Avaria Health and Beauty said long-term contracts are to blame.

The company's equipment is now sitting idle. A few months ago, there were thousands of bottles filled with sanitizer every day.

"There were periods during the pandemic where we were producing in excess of 5,000 litres of hand sanitizer a day to realize the demand," managing partner Juston Sharratt said.

Sharratt said the company stepped up to make sanitizer when it was desperately needed.

"Our main partners were all three area hospitals," he said. "Also nursing homes throughout southern Ontario, paramedic associations, municipalities."

However, demand has since come to a halt. Sharratt said they have hundreds of thousands of dollars worth of raw product sitting on the shelf waiting to be turned into sanitizer, including alcohol. He said it's difficult to access long-term contracts.
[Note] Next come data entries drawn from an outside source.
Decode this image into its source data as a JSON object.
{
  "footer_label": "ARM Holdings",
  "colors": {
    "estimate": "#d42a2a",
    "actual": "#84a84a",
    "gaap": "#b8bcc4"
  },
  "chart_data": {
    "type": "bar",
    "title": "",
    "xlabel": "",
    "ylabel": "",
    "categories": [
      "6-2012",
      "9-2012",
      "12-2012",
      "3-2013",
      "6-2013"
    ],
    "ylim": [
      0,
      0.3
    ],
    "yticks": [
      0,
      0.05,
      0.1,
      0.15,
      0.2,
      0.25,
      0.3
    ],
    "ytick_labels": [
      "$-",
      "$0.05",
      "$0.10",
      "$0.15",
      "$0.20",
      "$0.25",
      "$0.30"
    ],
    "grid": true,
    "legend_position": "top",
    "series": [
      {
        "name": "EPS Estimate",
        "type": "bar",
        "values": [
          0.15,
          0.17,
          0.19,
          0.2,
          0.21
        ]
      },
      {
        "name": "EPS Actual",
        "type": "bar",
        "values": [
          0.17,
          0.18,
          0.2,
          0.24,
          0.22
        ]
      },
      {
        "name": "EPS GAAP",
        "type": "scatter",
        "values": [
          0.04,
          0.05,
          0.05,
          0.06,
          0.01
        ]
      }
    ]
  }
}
"We are working with the PPE suppliers to try and find a solution to open up the marketplace to primarily domestic sources of PPE," Sharratt said.

McMaster business professor Marvin Ryder said over-production becomes a problem as demand changes.

"It's a balancing act," he said. "How much capability can we afford to keep in hot idle status and how much are we prepared to let go knowing that some companies can turn on a dime and come back."

“We launched Supply Ontario, a centralized supply chain agency that will stabilize access to a high-quality supply of critical products for the public sector, including PPE. These are Ontario-made solutions to an ever-growing global concern that will support our effort to reopen the economy and relieve the province of depending on unreliable global supply chains. In fact, 74% of the forecasted PPE spend for the next 18 months will be with Ontario or Canadian based manufacturers," a statement from the Ministry of Government and Consumer Services said in part.

Sharratt said it's been frustrating, but they are taking it in stride.

"We really got an idea of what a global pandemic can do to a supply chain if you are not effectively equipped from a domestic standpoint," he said.